We know that businesses that fail to address the prospect of carbon taxation and higher carbon prices will face great costs to both their bottom-lines—a global carbon tax is estimated to cost businesses $4 trillion—and their reputations. It’s time that accountants help move the needle more significantly—and more globally.
As the global voice of the accountancy profession, the International Federation of Accountants (IFAC) supports market-based policy and regulatory initiatives that lead organizations toward low-carbon business models as well as more reliable, relevant, and comparable disclosures on climate risk. The chief executives of the Accounting Bodies Network of the Prince of Wales's Accounting for Sustainability (A4S) initiative also highlight the need for market-based policy incentives as well as better disclosure in their Call to Action in Response to Climate Change.
Carbon pricing regimes and a global carbon market can help countries get closer to the ambitious targets set by the global Paris Agreement in 2015. As climate action becomes a more urgent political priority, governments cannot be satisfied with incremental improvements in reporting and disclosures alone.
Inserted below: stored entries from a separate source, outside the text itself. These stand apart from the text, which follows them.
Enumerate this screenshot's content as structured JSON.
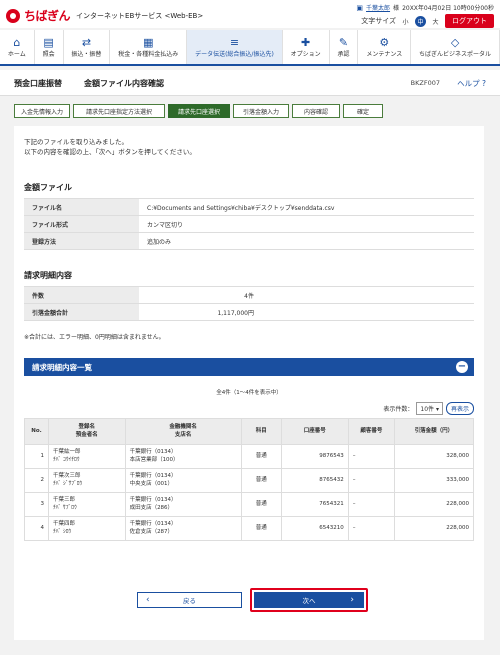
{
  "header": {
    "brand": "ちばぎん",
    "service": "インターネットEBサービス <Web-EB>",
    "user_link": "千葉太郎",
    "user_suffix": "様",
    "datetime": "20XX年04月02日 10時00分00秒",
    "font_size_label": "文字サイズ",
    "font_small": "小",
    "font_medium": "中",
    "font_large": "大",
    "logout": "ログアウト"
  },
  "nav": [
    {
      "label": "ホーム",
      "icon": "home-icon",
      "glyph": "⌂"
    },
    {
      "label": "照会",
      "icon": "doc-icon",
      "glyph": "▤"
    },
    {
      "label": "振込・振替",
      "icon": "transfer-icon",
      "glyph": "⇄"
    },
    {
      "label": "税金・各種料金払込み",
      "icon": "tax-icon",
      "glyph": "▦"
    },
    {
      "label": "データ伝送(総合振込/振込先)",
      "icon": "database-icon",
      "glyph": "≡"
    },
    {
      "label": "オプション",
      "icon": "option-icon",
      "glyph": "✚"
    },
    {
      "label": "承認",
      "icon": "approve-icon",
      "glyph": "✎"
    },
    {
      "label": "メンテナンス",
      "icon": "maintenance-icon",
      "glyph": "⚙"
    },
    {
      "label": "ちばぎんビジネスポータル",
      "icon": "portal-icon",
      "glyph": "◇"
    }
  ],
  "page": {
    "category": "預金口座振替",
    "title": "金額ファイル内容確認",
    "screen_id": "BKZF007",
    "help": "ヘルプ ?"
  },
  "steps": [
    "入金先情報入力",
    "請求先口座指定方法選択",
    "請求先口座選択",
    "引落金額入力",
    "内容確認",
    "確定"
  ],
  "message": [
    "下記のファイルを取り込みました。",
    "以下の内容を確認の上、「次へ」ボタンを押してください。"
  ],
  "file_section": {
    "title": "金額ファイル",
    "rows": [
      {
        "k": "ファイル名",
        "v": "C:¥Documents and Settings¥chiba¥デスクトップ¥senddata.csv"
      },
      {
        "k": "ファイル形式",
        "v": "カンマ区切り"
      },
      {
        "k": "登録方法",
        "v": "追加のみ"
      }
    ]
  },
  "billing_section": {
    "title": "請求明細内容",
    "rows": [
      {
        "k": "件数",
        "v": "4件"
      },
      {
        "k": "引落金額合計",
        "v": "1,117,000円"
      }
    ],
    "note": "※合計には、エラー明細、0円明細は含まれません。"
  },
  "list": {
    "title": "請求明細内容一覧",
    "count": "全4件（1～4件を表示中）",
    "display_label": "表示件数：",
    "display_value": "10件",
    "redisplay": "再表示",
    "headers": [
      "No.",
      "登録名\n預金者名",
      "金融機関名\n支店名",
      "科目",
      "口座番号",
      "顧客番号",
      "引落金額（円）"
    ],
    "rows": [
      {
        "no": "1",
        "name": "千葉紘一郎",
        "kana": "ﾁﾊﾞ ｺｳｲﾁﾛｳ",
        "bank": "千葉銀行（0134）",
        "branch": "本店営業部（100）",
        "type": "普通",
        "acct": "9876543",
        "cust": "–",
        "amount": "328,000"
      },
      {
        "no": "2",
        "name": "千葉次三郎",
        "kana": "ﾁﾊﾞ ｼﾞｻﾌﾞﾛｳ",
        "bank": "千葉銀行（0134）",
        "branch": "中央支店（001）",
        "type": "普通",
        "acct": "8765432",
        "cust": "–",
        "amount": "333,000"
      },
      {
        "no": "3",
        "name": "千葉三郎",
        "kana": "ﾁﾊﾞ ｻﾌﾞﾛｳ",
        "bank": "千葉銀行（0134）",
        "branch": "成田支店（286）",
        "type": "普通",
        "acct": "7654321",
        "cust": "–",
        "amount": "228,000"
      },
      {
        "no": "4",
        "name": "千葉四郎",
        "kana": "ﾁﾊﾞ ｼﾛｳ",
        "bank": "千葉銀行（0134）",
        "branch": "佐倉支店（287）",
        "type": "普通",
        "acct": "6543210",
        "cust": "–",
        "amount": "228,000"
      }
    ]
  },
  "buttons": {
    "back": "戻る",
    "next": "次へ"
  }
}
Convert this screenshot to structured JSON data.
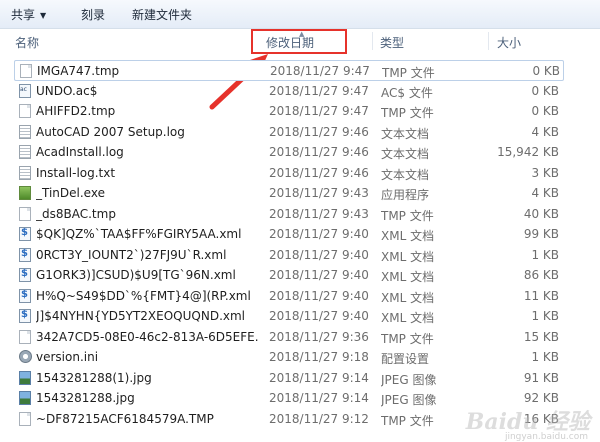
{
  "toolbar": {
    "share": "共享",
    "burn": "刻录",
    "new_folder": "新建文件夹"
  },
  "columns": {
    "name": "名称",
    "date": "修改日期",
    "type": "类型",
    "size": "大小"
  },
  "files": [
    {
      "name": "IMGA747.tmp",
      "date": "2018/11/27 9:47",
      "type": "TMP 文件",
      "size": "0 KB",
      "icon": "doc-icon"
    },
    {
      "name": "UNDO.ac$",
      "date": "2018/11/27 9:47",
      "type": "AC$ 文件",
      "size": "0 KB",
      "icon": "acs-file-icon"
    },
    {
      "name": "AHIFFD2.tmp",
      "date": "2018/11/27 9:47",
      "type": "TMP 文件",
      "size": "0 KB",
      "icon": "doc-icon"
    },
    {
      "name": "AutoCAD 2007 Setup.log",
      "date": "2018/11/27 9:46",
      "type": "文本文档",
      "size": "4 KB",
      "icon": "text-doc-icon"
    },
    {
      "name": "AcadInstall.log",
      "date": "2018/11/27 9:46",
      "type": "文本文档",
      "size": "15,942 KB",
      "icon": "text-doc-icon"
    },
    {
      "name": "Install-log.txt",
      "date": "2018/11/27 9:46",
      "type": "文本文档",
      "size": "3 KB",
      "icon": "text-doc-icon"
    },
    {
      "name": "_TinDel.exe",
      "date": "2018/11/27 9:43",
      "type": "应用程序",
      "size": "4 KB",
      "icon": "exe-icon"
    },
    {
      "name": "_ds8BAC.tmp",
      "date": "2018/11/27 9:43",
      "type": "TMP 文件",
      "size": "40 KB",
      "icon": "doc-icon"
    },
    {
      "name": "$QK]QZ%`TAA$FF%FGIRY5AA.xml",
      "date": "2018/11/27 9:40",
      "type": "XML 文档",
      "size": "99 KB",
      "icon": "xml-icon"
    },
    {
      "name": "0RCT3Y_IOUNT2`)27FJ9U`R.xml",
      "date": "2018/11/27 9:40",
      "type": "XML 文档",
      "size": "1 KB",
      "icon": "xml-icon"
    },
    {
      "name": "G1ORK3)]CSUD)$U9[TG`96N.xml",
      "date": "2018/11/27 9:40",
      "type": "XML 文档",
      "size": "86 KB",
      "icon": "xml-icon"
    },
    {
      "name": "H%Q~S49$DD`%{FMT}4@](RP.xml",
      "date": "2018/11/27 9:40",
      "type": "XML 文档",
      "size": "11 KB",
      "icon": "xml-icon"
    },
    {
      "name": "J]$4NYHN{YD5YT2XEOQUQND.xml",
      "date": "2018/11/27 9:40",
      "type": "XML 文档",
      "size": "1 KB",
      "icon": "xml-icon"
    },
    {
      "name": "342A7CD5-08E0-46c2-813A-6D5EFE...",
      "date": "2018/11/27 9:36",
      "type": "TMP 文件",
      "size": "15 KB",
      "icon": "doc-icon"
    },
    {
      "name": "version.ini",
      "date": "2018/11/27 9:18",
      "type": "配置设置",
      "size": "1 KB",
      "icon": "settings-file-icon"
    },
    {
      "name": "1543281288(1).jpg",
      "date": "2018/11/27 9:14",
      "type": "JPEG 图像",
      "size": "91 KB",
      "icon": "image-icon"
    },
    {
      "name": "1543281288.jpg",
      "date": "2018/11/27 9:14",
      "type": "JPEG 图像",
      "size": "92 KB",
      "icon": "image-icon"
    },
    {
      "name": "~DF87215ACF6184579A.TMP",
      "date": "2018/11/27 9:12",
      "type": "TMP 文件",
      "size": "16 KB",
      "icon": "doc-icon"
    }
  ],
  "watermark": "Baidu 经验",
  "watermark_sub": "jingyan.baidu.com",
  "colors": {
    "highlight": "#e6322b",
    "selection_border": "#bcd0e8",
    "header_text": "#4c607a"
  }
}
This is where market-based policy comes in. It ensures that those most responsible for climate change are paying for its impacts.
Carbon pricing either through a carbon tax or emissions trading schemes (ETS), gives businesses the flexibility to select their own response and adoption strategies while specifically reflecting the social cost of CO2 emissions into a company’s financial statements. Those clear financial consequences are likely to drive action to mitigate emissions and reduce demand for carbon-intensive products and services. Business will treat these costs like any other operating cost and aim to reduce them.
An increasing number of companies are already applying internal carbon pricing to promote change within their operations and investments. For example, amid intense scrutiny aimed at the entire technology sector for failing to reckon with its climate footprint, Microsoft applies internal carbon pricing to drive its investment in renewable energy and increase energy efficiency.
Improving reporting on climate risk and its financial implications—and moving toward new models—is essential. This is a critical time for accountants to not just prepare for inevitable carbon pricing, but to get ahead of it.
In their roles as CFOs and finance professionals, accountants can ensure their organizations are future-fit by helping make choices that factor in potential carbon pricing—and the coming surge in climate-related regulation. This includes utilizing internal pricing to inform decisions about capital investments and to better identify risks and opportunities and how strategies and plans might need adjusting.
By identifying climate risk and assessing the strategic, operational and financial implications, accountants are in a good position to contribute to discussions that lead to low-carbon business models that support sustainability and profitability.
If, as a profession, we fail to identify and empower these changes, the question will come: Where were the accountants when these make-or-break decisions were made?
If we want business to respond to the climate emergency, we need to look down the road rather than in the rearview mirror. It’s time for accountants to take the driver’s seat.